Obama’s impending Occupy nightmare

Shepard Fairey, the Los Angeles based artist responsible for the famous 2008 President Obama Hope poster, has released an updated version of the original design, marrying the original Obama image with the “V for Vendetta” Guy Fawkes mask that has been used by the Occupy movement. The poster reads: “Mr. President, we HOPE you are on our side.” At his personal site, Fairey adds:

This image represents my support for the Occupy movement, a grassroots movement spawned to stand up against corruption, imbalance of power, and failure of our democracy to represent and help average Americans. On the other hand, as flawed as the system is, I see Obama as a potential ally of the Occupy movement if the energy of the movement is perceived as constructive, not destructive. I still see Obama as the closest thing to “a man on the inside” that we have presently. Obviously, just voting is not enough. We need to use all of our tools to help us achieve our goals and ideals. However, I think idealism and realism need to exist hand in hand. Change is not about one election, one rally, one leader, it is about a constant dedication to progress and a constant push in the right direction. Let’s be the people doing the right thing as outsiders and simultaneously push the insiders to do the right thing for the people. I’m still trying to work out copyright issues I may face with this image, but feel free to share it and stay tuned…

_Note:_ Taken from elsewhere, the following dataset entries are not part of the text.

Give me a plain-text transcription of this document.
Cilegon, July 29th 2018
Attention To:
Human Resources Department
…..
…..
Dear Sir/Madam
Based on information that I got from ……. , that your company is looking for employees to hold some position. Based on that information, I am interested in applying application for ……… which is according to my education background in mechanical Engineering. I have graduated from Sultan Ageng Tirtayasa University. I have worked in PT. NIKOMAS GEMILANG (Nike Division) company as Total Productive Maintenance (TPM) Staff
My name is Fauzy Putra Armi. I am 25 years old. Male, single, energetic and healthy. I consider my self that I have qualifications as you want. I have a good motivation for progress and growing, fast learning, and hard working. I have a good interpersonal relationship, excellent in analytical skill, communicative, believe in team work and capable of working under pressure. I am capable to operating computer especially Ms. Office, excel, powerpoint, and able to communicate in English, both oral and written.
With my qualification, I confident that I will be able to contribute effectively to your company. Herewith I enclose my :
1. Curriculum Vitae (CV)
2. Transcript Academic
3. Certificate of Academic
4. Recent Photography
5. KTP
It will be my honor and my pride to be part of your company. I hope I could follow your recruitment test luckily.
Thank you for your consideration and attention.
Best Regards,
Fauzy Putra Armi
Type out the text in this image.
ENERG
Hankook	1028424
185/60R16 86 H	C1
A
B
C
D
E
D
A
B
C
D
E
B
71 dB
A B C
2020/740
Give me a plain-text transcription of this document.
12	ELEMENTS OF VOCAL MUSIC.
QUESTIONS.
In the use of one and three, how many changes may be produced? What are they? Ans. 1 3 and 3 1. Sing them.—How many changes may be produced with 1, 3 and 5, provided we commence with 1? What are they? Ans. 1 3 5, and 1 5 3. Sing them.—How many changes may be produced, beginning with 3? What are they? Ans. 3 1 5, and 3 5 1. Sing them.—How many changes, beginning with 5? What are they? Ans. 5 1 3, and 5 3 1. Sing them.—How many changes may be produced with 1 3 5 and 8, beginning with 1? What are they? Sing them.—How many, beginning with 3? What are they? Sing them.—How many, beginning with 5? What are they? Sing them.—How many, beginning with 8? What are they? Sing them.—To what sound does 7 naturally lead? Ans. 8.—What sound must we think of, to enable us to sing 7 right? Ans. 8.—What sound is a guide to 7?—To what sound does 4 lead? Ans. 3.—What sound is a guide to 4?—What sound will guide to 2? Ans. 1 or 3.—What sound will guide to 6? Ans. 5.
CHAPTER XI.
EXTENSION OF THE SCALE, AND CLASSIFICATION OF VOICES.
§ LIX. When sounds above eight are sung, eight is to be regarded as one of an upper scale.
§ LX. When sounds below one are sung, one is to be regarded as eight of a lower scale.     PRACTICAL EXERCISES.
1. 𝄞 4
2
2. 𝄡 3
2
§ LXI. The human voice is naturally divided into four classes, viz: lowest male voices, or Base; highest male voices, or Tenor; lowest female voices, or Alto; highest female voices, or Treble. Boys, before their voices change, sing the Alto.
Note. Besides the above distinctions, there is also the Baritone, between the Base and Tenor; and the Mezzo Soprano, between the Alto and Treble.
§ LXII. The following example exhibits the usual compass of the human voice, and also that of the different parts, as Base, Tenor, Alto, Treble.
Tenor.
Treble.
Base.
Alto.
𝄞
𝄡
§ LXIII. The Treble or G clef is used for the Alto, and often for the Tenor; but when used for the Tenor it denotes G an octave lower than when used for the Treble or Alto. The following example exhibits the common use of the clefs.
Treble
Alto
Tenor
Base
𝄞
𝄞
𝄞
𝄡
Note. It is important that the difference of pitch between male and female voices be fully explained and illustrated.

Fairey’s “if the energy of the movement is perceived as constructive, not destructive” line is telling. While early polling of the Occupy movement showed that Americans were initially supportive to parts of the movement’s message, the latest surveys have shown that the inherent lawlessness of the group’s tactics have turned off most Americans. According to PPP, a liberal pollster, where the American people initially only narrowly rejected Occupy Wall Street by 35%-36% margin, in just one month, Occupy lost 11 points of support and is now firmly opposed 33%-45%. Independents swung the most dramatically from 39%-34% support, to 34%-42% oppose. 

So what is Obama’s position on Occupy? TechPresident Mich Sifry has noted that, while many Democrats have fully embraced the movement, the Obama 2012 reelection campaign has voted ‘present’:

In the last two months, the Occupy Wall Street movement has ignited a gigantic national conversation about inequality in America. … Just about every group on the political map has taken a position on OWS, and certainly–judging from my in-box–every center-to-left group that does any work related to economic issues has sought to position itself as either helping the movement or being in tune with it (in part to tap its energy and perhaps gain members or money). Even the Democratic Congressional Campaign Committee has jumped in with a petition calling for “100,000 strong standing with Occupy Wall Street.”
And yet, it struck me, the one major political organization that I hadn’t heard say a word about OWS was the Obama campaign. … I searched the Obama campaign website for any mention of Occupy Wall Street and discovered that there are none on the campaign’s official blog. … None of the emails I’ve received from the Obama campaign mention Occupy Wall Street. (Several do mention the Tea Party, by contrast.) Nor have I seen any mention of the Occupy movement in my Twitter list of local OFA accounts. It’s possible I’ve missed something, and it’s pretty hard to prove an absence of something, so correct me if I’m wrong, but it really looks like the Obama campaign is trying as hard as it can to act like Occupy doesn’t exist.

Obama will not be able to sustain this strategic ambiguity forever. Organized labor, including the Service Employees International Union and the Communications Workers of America, are planning to “congregate around the Capitol” from December 5th through the 9th. Although it is still unclear if these unions plan to camp overnight outside the Capitol, their extended presence will make it harder for the White House to not comment on the movement.

More importantly, while the U.S. Park Police has largely turned a blind eye to the Occupy D.C. encampments at McPherson Square and Freedom Plaza, the Freedom Plaza group’s “permit” expires December 30th and it is not at all clear where those protesters will go come the New Year. In today’s Washington Post, E.J. Dionne writes, “Focusing on holding a piece of public land simply makes the movement a hostage to the decisions of local officials, some of whom will inevitably be hostile to its purposes.”

But in the case of Occupy D.C., the “local officials” responsible are the Obama administration. The McPherson Square and Freedom Plaza encampments are on National Park Service land. He is a little bit up the food chain, but ultimately Obama is Occupy D.C.’s landlord.

Will Obama “inevitably be hostile to” Occupy’s purposes? We will find out in January.